Laura Siegemund won two singles titles and 18 doubles titles in her twenty-year long career on the WTA Tour.
All those titles were special in their own right — especially the Grand Slams and WTA Finals. But winning Stuttgart in 2017, his second and last title (so far) was very important.
It’s actually his home competition – the 38-year-old is from Metzingen, about half an hour from Stuttgart – and he remembers how last year, he was able to achieve the result. Entering the tournament as World Number 71, she won seven straight matches and 14 straight sets before running into Angelique Kerber, who beat her in the title match.
The following year, now arriving at her home tournament with expectations, she wasn’t thinking ahead to the semis or finals. He just wanted to get through the first round and avoid disappointment.
“It’s been a long time, but I still remember it clearly,” said Siegemund ahead of this year’s Porsche Tennis Grand Prix, his 13th appearance at the tournament. “I was like, OK, I want to win the first round. I don’t want to get out of the first round. But I didn’t really expect to have another big tournament here. I thought it was a one-time thing.”
He cruised through that first match, a 6-2, 7-6 (4) win over Shuai Zhang. After her second win, an upset over eighth seed Svetlana Kuznetsova, the pressure slowly began to ease. Feeling more confident and focused in each match, and never tiring no matter how long or how intense the matches were – “I was tough then,” she says – Siegemund pulled through two more matches, downing Karolina Pliskova and Simona Halep, before getting past Kristina Mladenovic 6-1, 2-6, 6, 7-7.
Siegemund isn’t much of a car person, but he really appreciates taking home the Porsche that comes with winning this championship. He still has it nearly a decade later, and it holds great sentimental value.
The former US Open champion doesn’t feel the pressure he once did on court, when he felt he had more to prove.
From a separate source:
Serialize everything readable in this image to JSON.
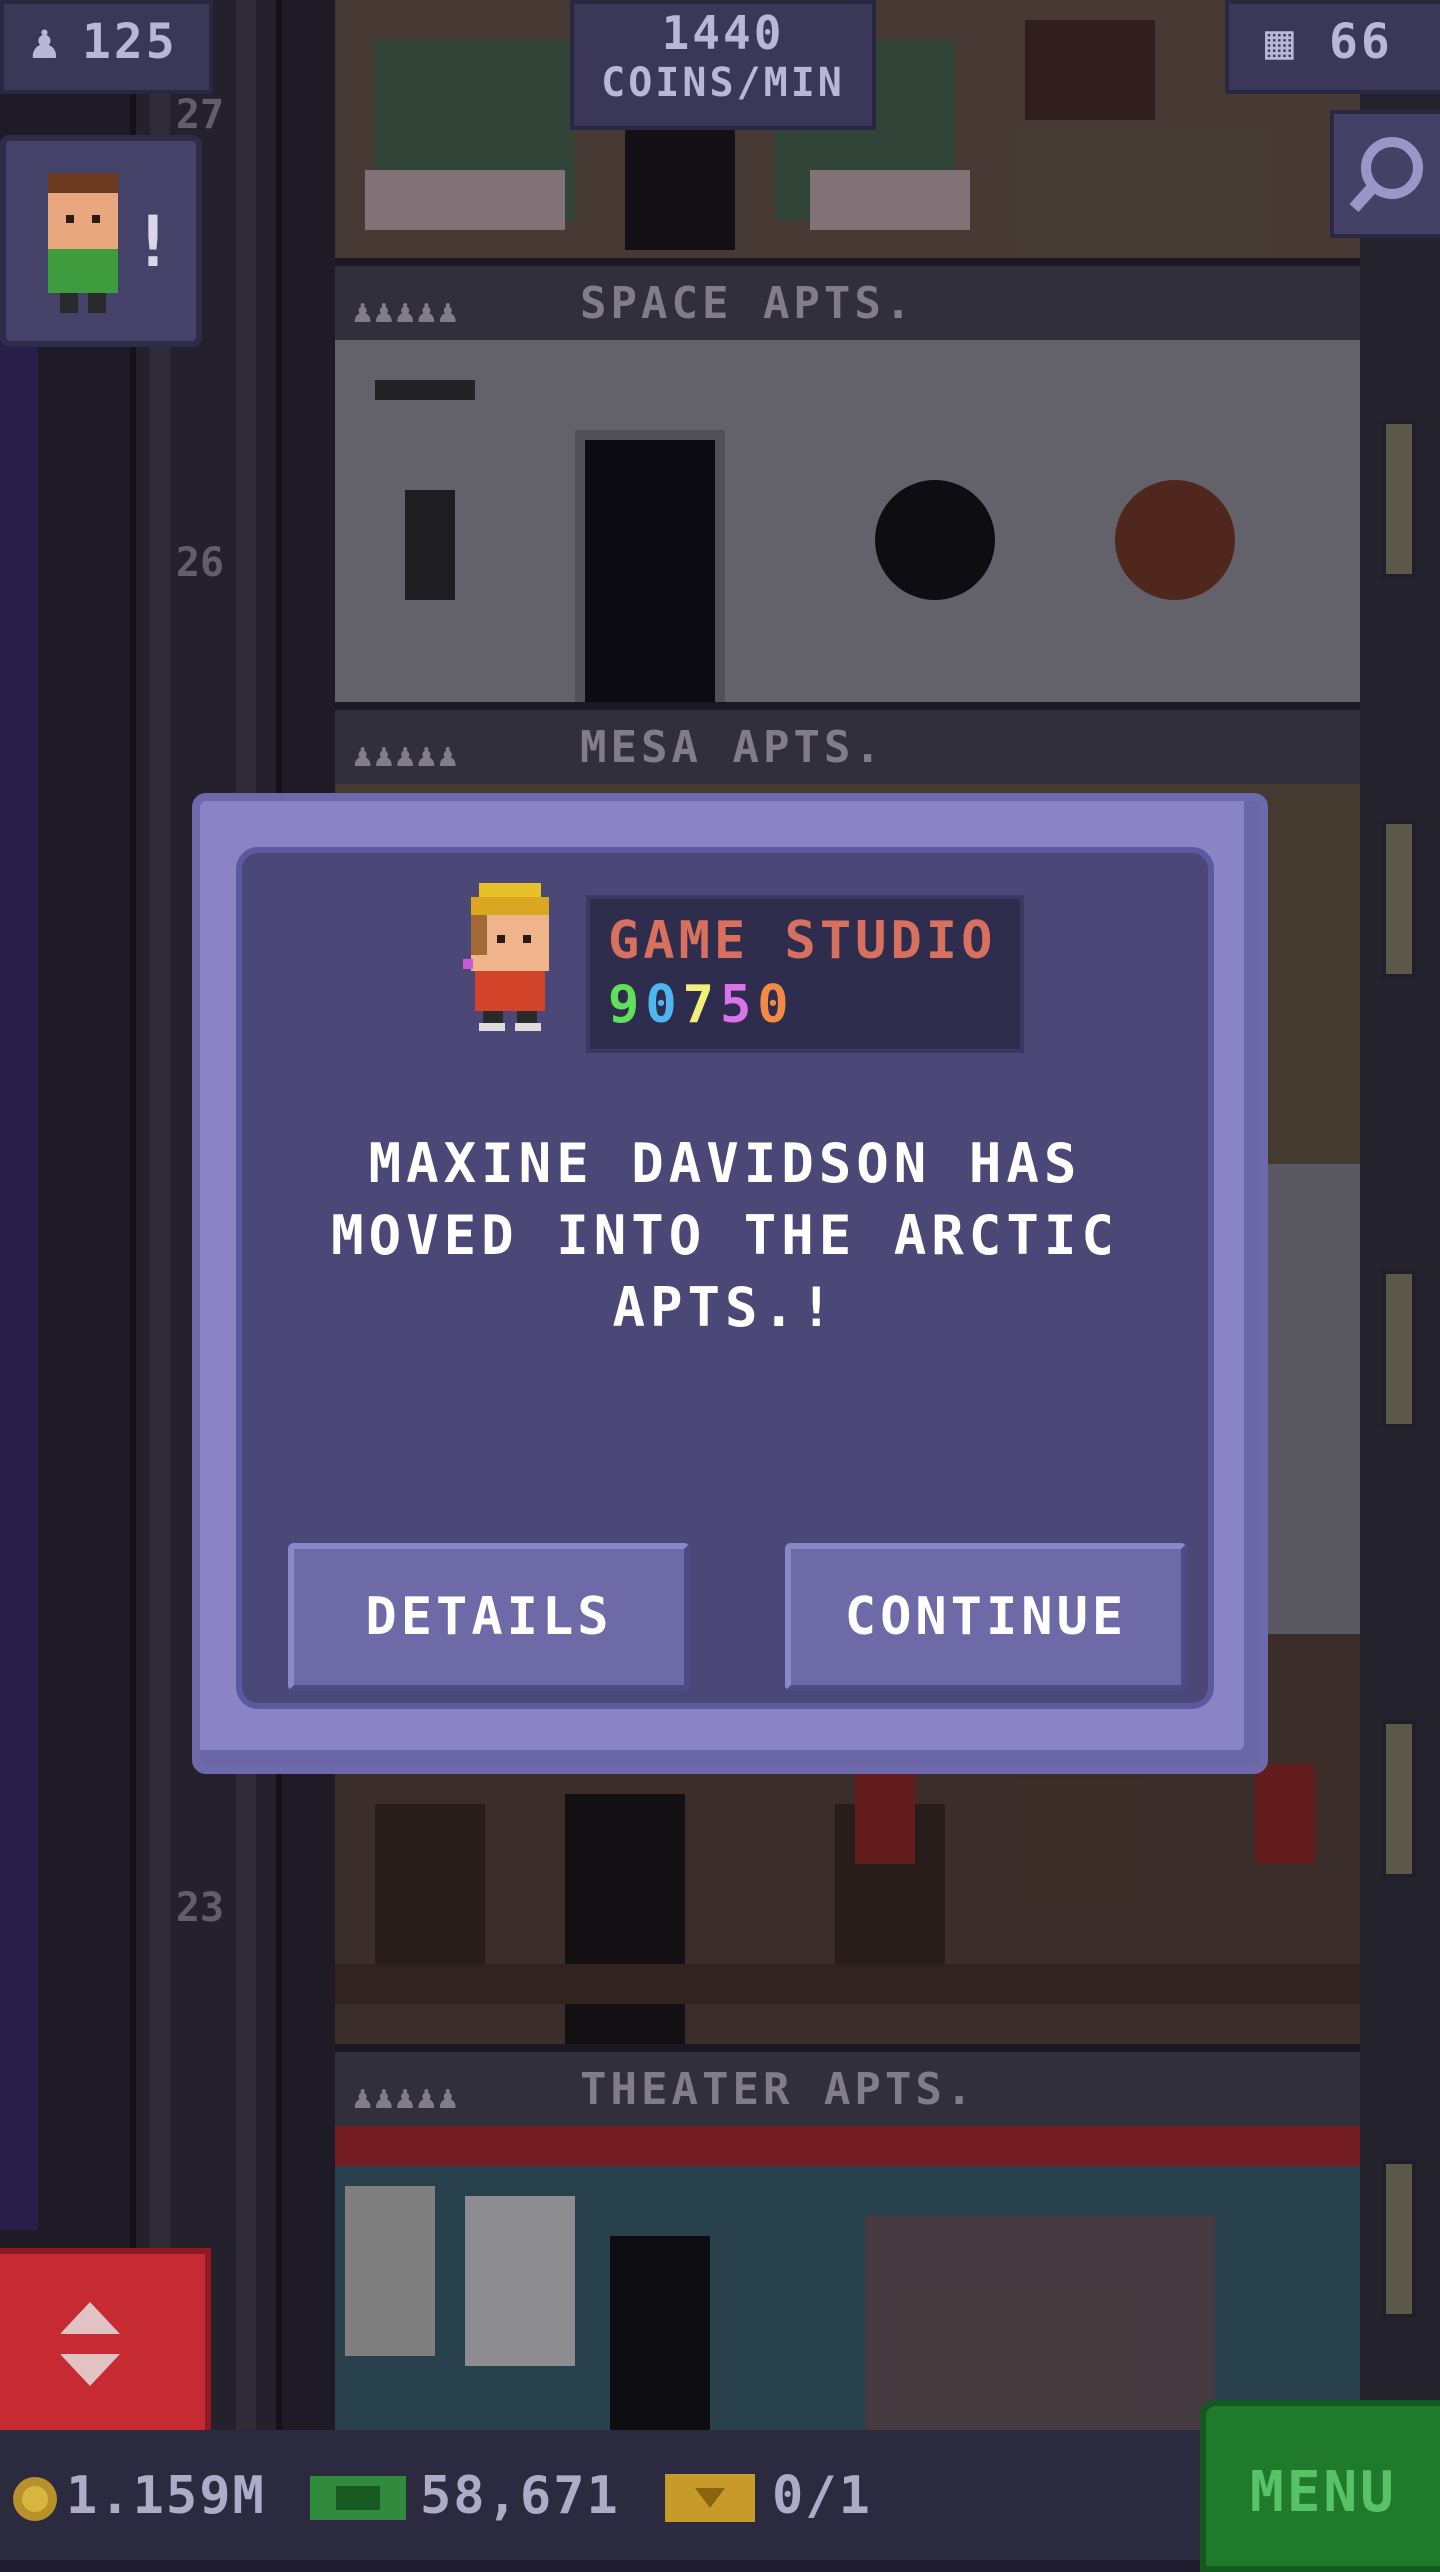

But no matter how old and experienced you are, and no matter how many titles you’ve won, the first rounds are always nerve-wracking, he says.
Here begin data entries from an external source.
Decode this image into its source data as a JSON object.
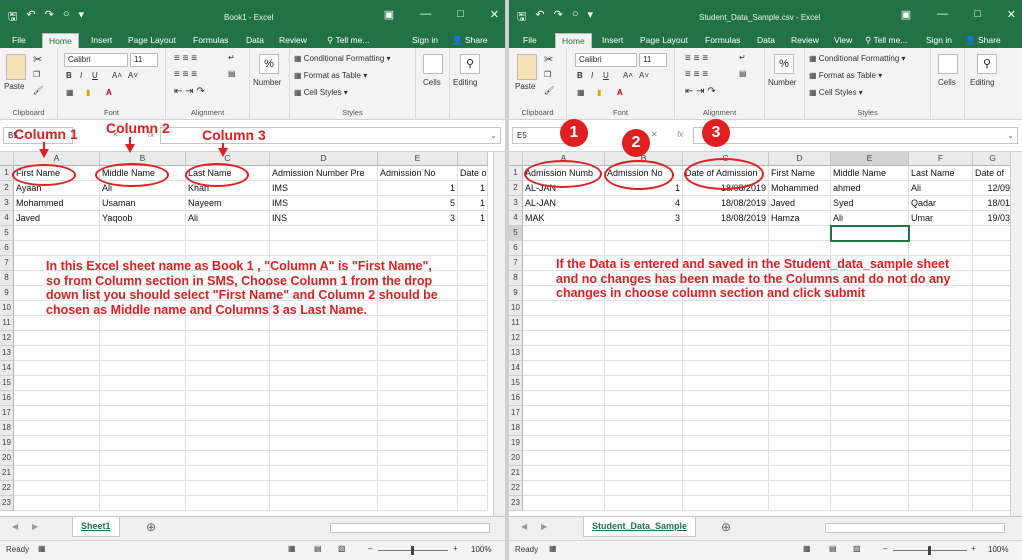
{
  "left": {
    "window_title": "Book1 - Excel",
    "tabs": [
      "File",
      "Home",
      "Insert",
      "Page Layout",
      "Formulas",
      "Data",
      "Review",
      "Tell me...",
      "Sign in",
      "Share"
    ],
    "ribbon": {
      "paste": "Paste",
      "clipboard": "Clipboard",
      "font_name": "Calibri",
      "font_size": "11",
      "font_group": "Font",
      "alignment": "Alignment",
      "number": "Number",
      "conditional_formatting": "Conditional Formatting",
      "format_as_table": "Format as Table",
      "cell_styles": "Cell Styles",
      "styles": "Styles",
      "cells": "Cells",
      "editing": "Editing"
    },
    "name_box": "B5",
    "columns": [
      "A",
      "B",
      "C",
      "D",
      "E"
    ],
    "column_e_partial": "",
    "rows": [
      "1",
      "2",
      "3",
      "4",
      "5",
      "6",
      "7",
      "8",
      "9",
      "10",
      "11",
      "12",
      "13",
      "14",
      "15",
      "16",
      "17",
      "18",
      "19",
      "20",
      "21",
      "22",
      "23"
    ],
    "headers": [
      "First Name",
      "Middle Name",
      "Last Name",
      "Admission Number Pre",
      "Admission No",
      "Date of"
    ],
    "data": [
      [
        "Ayaan",
        "Ali",
        "Khan",
        "IMS",
        "1",
        "1"
      ],
      [
        "Mohammed",
        "Usaman",
        "Nayeem",
        "IMS",
        "5",
        "1"
      ],
      [
        "Javed",
        "Yaqoob",
        "Ali",
        "INS",
        "3",
        "1"
      ]
    ],
    "sheet_tab": "Sheet1",
    "status": "Ready",
    "zoom": "100%"
  },
  "right": {
    "window_title": "Student_Data_Sample.csv - Excel",
    "tabs": [
      "File",
      "Home",
      "Insert",
      "Page Layout",
      "Formulas",
      "Data",
      "Review",
      "View",
      "Tell me...",
      "Sign in",
      "Share"
    ],
    "name_box": "E5",
    "columns": [
      "A",
      "B",
      "C",
      "D",
      "E",
      "F",
      "G"
    ],
    "headers": [
      "Admission Numb",
      "Admission No",
      "Date of Admission",
      "First Name",
      "Middle Name",
      "Last Name",
      "Date of"
    ],
    "data": [
      [
        "AL-JAN",
        "1",
        "18/08/2019",
        "Mohammed",
        "ahmed",
        "Ali",
        "12/09"
      ],
      [
        "AL-JAN",
        "4",
        "18/08/2019",
        "Javed",
        "Syed",
        "Qadar",
        "18/01"
      ],
      [
        "MAK",
        "3",
        "18/08/2019",
        "Hamza",
        "Ali",
        "Umar",
        "19/03"
      ]
    ],
    "sheet_tab": "Student_Data_Sample",
    "status": "Ready",
    "zoom": "100%"
  },
  "annotations": {
    "col1": "Column 1",
    "col2": "Column 2",
    "col3": "Column 3",
    "left_note": "In this Excel sheet name as Book 1 , \"Column A\" is \"First Name\", so from Column section in SMS, Choose Column 1 from the drop down list you should select \"First Name\" and Column 2 should be chosen as Middle name and Columns 3 as Last Name.",
    "right_note": "If the Data is entered and saved in the Student_data_sample sheet and no changes has been made to the Columns and do not do any changes in choose column section and click submit",
    "badge1": "1",
    "badge2": "2",
    "badge3": "3"
  },
  "colors": {
    "excel_green": "#217346",
    "annotation_red": "#e02020"
  }
}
“It doesn’t matter how you get there, what you’ve done before – the first round is always difficult for everybody,” he said on Monday. “Then once you get into the competition, I find it easy.”
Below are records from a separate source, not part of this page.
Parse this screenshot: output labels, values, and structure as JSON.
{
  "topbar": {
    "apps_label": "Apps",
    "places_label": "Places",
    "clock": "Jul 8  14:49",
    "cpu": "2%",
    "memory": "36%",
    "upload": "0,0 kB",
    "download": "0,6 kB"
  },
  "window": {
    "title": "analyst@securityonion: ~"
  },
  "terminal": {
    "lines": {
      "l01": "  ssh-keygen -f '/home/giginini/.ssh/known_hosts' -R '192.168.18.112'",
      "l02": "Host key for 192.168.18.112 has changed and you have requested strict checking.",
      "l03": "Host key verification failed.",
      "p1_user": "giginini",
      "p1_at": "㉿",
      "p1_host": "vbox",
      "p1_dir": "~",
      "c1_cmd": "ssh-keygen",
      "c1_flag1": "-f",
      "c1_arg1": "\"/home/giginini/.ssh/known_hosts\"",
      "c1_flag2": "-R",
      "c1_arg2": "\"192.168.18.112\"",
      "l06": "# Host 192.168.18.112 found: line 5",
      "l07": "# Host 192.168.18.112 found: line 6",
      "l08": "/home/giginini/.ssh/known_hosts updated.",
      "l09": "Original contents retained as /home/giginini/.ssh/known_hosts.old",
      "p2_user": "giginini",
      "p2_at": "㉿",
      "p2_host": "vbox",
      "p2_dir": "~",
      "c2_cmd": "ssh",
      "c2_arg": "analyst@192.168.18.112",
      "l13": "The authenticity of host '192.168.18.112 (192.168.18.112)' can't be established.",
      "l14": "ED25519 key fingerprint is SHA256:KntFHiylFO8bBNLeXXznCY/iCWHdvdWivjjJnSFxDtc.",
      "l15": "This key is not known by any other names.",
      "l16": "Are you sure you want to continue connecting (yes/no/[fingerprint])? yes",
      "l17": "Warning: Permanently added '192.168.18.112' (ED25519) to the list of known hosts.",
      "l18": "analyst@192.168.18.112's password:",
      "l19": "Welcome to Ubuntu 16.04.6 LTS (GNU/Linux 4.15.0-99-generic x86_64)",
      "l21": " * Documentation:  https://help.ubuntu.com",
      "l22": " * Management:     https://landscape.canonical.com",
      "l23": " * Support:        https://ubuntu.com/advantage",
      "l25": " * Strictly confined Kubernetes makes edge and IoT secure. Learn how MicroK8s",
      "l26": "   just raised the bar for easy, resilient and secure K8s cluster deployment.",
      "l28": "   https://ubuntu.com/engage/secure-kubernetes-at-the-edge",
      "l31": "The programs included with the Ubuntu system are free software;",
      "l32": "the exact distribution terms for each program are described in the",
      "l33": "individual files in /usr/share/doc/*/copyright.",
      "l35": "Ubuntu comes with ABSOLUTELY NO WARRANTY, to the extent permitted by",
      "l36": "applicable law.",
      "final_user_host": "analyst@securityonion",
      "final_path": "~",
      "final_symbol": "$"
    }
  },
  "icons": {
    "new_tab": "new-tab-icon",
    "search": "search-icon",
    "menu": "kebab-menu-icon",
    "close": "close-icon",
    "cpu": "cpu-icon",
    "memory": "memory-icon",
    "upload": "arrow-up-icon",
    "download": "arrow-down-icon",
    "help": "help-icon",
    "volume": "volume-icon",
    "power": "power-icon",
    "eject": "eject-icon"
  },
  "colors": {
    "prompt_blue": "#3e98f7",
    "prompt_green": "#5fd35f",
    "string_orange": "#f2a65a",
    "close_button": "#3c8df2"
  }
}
It was certainly an uphill battle for Siegemund in her first round match on Monday, dropping the first set to lucky loser Viktoriya Tomova. He looked better in the second set, but appeared to be on the brink of a 4-0 lead in the tiebreaker.
But in typical Siegemund style, he remained mentally tough, played hard until the last point and found a way, eventually winning 4-6, 7-6 (4), 6-1.
Although World 51 wishes he still had the energy he had in his 20s, he believes he is a better player now in many ways.
“I was definitely a potter,” he said before the win, reflecting on the early days of his career. “I didn’t play very fast. I didn’t play aggressively. I was just a runner, and I kept balls in the field.’ and that has changed a lot. I have become a very aggressive player. Getting old, you don’t have the same. [physical ability] like you’re in your early or mid 20s, or even your 20s.
“And so I had to learn to be more aggressive. To take advantage quickly in that direction. And I started to serve better, to return better. In general, I no longer have a problem with speed, and the speed of absorption. And that was always my weakness. Now I wish I had the legs from 10 years ago. But I am happy how my game has changed…”
He will have to take a big step forward in his next match, against six-time Grand Slam champion Iga Swiatek on Wednesday. Swiatek, now coached by Francisco Roig, will be playing in her first match since being upset by Magda Linette in Miami’s opener last month.
Swiatek won both of their career meetings, though they haven’t played since 2023 – and haven’t played on clay since 2021.